Molecular Dynamics Simulation of Passive Diffusion across a Human Breast Cancer Cell Membrane Model. Comparison between Cisplatin and Its Pt(IV) Derivatives

The efficacy of platinum(II) drugs, despite their wide use in clinical practice, is seriously limited by their well-known drawbacks. Octahedral Pt(IV) congeners are considered a sort of Holy Grail in cancer research as, being significantly more inert, they should be able to overcome the limitations of current platinum-based drugs, such as resistance and side effects, acting as prodrugs.
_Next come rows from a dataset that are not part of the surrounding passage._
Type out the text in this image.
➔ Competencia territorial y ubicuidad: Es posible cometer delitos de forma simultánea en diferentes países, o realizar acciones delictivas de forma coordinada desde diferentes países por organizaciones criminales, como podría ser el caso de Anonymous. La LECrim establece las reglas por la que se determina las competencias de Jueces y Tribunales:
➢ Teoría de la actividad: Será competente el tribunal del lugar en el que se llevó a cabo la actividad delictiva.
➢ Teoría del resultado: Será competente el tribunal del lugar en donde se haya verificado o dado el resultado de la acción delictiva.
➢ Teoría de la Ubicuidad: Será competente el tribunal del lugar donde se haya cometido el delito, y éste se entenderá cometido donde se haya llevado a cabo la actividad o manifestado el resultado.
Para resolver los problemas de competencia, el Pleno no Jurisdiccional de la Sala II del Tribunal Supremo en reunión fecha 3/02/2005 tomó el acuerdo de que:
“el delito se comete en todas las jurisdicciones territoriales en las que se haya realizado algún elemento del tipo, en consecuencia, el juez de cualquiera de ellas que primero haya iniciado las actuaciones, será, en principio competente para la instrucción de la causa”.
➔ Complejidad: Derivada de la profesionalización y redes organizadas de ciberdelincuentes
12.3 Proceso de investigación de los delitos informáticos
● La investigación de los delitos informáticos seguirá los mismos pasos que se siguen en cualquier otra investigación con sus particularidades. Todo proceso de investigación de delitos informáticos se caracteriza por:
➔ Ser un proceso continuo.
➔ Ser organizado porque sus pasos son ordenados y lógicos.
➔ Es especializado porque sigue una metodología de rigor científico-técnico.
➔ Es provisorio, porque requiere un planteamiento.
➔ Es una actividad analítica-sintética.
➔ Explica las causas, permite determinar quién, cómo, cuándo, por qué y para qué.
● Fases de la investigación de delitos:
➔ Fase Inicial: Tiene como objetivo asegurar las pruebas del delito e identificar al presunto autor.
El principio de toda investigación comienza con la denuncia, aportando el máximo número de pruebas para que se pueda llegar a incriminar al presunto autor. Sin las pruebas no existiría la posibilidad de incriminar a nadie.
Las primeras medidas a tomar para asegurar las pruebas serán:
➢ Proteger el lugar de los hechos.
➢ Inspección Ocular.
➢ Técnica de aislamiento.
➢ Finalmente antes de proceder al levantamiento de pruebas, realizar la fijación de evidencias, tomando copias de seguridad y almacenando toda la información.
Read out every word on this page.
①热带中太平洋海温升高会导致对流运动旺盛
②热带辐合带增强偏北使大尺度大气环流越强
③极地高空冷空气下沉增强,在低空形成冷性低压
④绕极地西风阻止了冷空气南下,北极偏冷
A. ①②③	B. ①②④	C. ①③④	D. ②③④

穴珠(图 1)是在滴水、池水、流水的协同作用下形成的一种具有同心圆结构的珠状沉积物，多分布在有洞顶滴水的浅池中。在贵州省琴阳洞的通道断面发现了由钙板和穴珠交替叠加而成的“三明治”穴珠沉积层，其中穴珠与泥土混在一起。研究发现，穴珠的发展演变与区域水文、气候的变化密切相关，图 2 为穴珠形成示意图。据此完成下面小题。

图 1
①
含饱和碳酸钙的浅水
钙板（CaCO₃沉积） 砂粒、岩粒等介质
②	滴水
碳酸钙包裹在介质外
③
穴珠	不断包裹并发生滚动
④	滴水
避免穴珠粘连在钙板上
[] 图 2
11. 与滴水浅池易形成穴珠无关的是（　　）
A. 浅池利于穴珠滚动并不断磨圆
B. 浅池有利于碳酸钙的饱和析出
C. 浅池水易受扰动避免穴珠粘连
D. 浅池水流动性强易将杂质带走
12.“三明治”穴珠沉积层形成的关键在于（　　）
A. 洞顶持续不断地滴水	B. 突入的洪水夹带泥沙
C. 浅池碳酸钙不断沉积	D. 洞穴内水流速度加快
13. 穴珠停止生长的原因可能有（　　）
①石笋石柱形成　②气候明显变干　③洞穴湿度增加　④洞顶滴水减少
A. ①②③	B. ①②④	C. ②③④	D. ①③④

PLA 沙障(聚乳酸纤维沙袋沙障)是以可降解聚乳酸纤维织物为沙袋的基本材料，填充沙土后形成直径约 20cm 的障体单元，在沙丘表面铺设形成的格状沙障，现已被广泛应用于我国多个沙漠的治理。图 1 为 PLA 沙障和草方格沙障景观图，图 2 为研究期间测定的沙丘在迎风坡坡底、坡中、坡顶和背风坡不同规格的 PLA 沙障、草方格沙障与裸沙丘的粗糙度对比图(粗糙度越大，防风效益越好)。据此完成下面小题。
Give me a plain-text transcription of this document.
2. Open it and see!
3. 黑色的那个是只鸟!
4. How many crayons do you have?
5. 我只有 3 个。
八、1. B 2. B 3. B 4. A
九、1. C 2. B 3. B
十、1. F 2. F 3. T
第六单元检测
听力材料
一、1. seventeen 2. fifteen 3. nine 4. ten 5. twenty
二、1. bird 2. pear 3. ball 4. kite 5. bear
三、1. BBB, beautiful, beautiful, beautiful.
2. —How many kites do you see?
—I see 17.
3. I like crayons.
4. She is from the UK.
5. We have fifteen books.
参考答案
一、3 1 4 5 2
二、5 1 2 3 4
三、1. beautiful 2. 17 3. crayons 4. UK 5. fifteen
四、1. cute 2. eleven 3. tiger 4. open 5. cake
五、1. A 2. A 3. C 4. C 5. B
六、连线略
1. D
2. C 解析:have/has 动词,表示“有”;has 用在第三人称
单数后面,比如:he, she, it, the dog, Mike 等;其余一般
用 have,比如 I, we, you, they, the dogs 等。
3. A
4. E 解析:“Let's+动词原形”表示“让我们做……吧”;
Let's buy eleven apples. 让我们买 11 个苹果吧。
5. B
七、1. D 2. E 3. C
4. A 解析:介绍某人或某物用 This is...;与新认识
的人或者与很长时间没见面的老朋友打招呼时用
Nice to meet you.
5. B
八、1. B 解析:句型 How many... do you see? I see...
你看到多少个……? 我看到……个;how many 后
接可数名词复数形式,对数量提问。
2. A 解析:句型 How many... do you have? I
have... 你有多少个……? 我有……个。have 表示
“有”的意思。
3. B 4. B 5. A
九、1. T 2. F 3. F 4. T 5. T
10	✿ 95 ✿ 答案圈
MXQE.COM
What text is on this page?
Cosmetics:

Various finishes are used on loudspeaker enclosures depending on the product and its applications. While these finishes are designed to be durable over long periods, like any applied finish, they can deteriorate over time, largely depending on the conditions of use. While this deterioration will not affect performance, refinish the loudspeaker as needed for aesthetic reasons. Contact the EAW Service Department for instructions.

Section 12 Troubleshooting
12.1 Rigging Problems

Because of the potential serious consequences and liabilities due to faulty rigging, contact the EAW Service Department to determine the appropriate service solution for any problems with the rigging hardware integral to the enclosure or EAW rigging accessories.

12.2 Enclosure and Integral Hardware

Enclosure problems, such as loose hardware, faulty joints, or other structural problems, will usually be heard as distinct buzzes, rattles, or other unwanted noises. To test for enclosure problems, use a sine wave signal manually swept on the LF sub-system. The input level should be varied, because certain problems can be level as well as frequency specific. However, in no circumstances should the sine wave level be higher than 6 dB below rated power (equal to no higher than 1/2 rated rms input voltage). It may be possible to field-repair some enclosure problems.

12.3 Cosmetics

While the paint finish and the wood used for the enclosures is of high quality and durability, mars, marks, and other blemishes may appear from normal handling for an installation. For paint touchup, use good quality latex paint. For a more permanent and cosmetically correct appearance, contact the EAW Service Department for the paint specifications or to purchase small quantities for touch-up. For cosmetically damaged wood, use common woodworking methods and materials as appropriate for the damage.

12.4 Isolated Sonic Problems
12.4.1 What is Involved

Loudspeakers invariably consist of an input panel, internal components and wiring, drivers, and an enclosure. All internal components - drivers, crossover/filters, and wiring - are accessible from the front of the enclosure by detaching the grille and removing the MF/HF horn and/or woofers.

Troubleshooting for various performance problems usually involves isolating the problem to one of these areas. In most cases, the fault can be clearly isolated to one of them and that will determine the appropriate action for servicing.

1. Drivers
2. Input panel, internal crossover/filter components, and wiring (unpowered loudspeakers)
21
Additionally, their anticancer activity can be tuned through a proper choice of the axial ligands released inside cancer cells when these compounds are reduced, making them even capable of potentially working as multiaction agents. However, despite their very satisfactory anticancer effects, no Pt(IV) complex has been approved for clinical use. As cell membrane permeation is the critical step, very poorly understood, of the whole mechanism of action of any drug, the investigation of the eventual differences in behavior between four-coordinate Pt(II) and six-coordinate Pt(IV) complexes when they diffuse in a lipid bilayer might be of significant relevance. The outcomes of a biased molecular dynamics (MD) investigation of the permeation of cisplatin and three simple cisplatin Pt(IV) derivatives through a membrane model prototype of human breast cancer cells are illustrated here. This comparative analysis of Pt(II) and Pt(IV) complex passive diffusion has been carried out with the aim of gaining indications about the factors that play a role in favoring or hindering membrane penetration and, ultimately, in determining the efficacy of their anticancer action.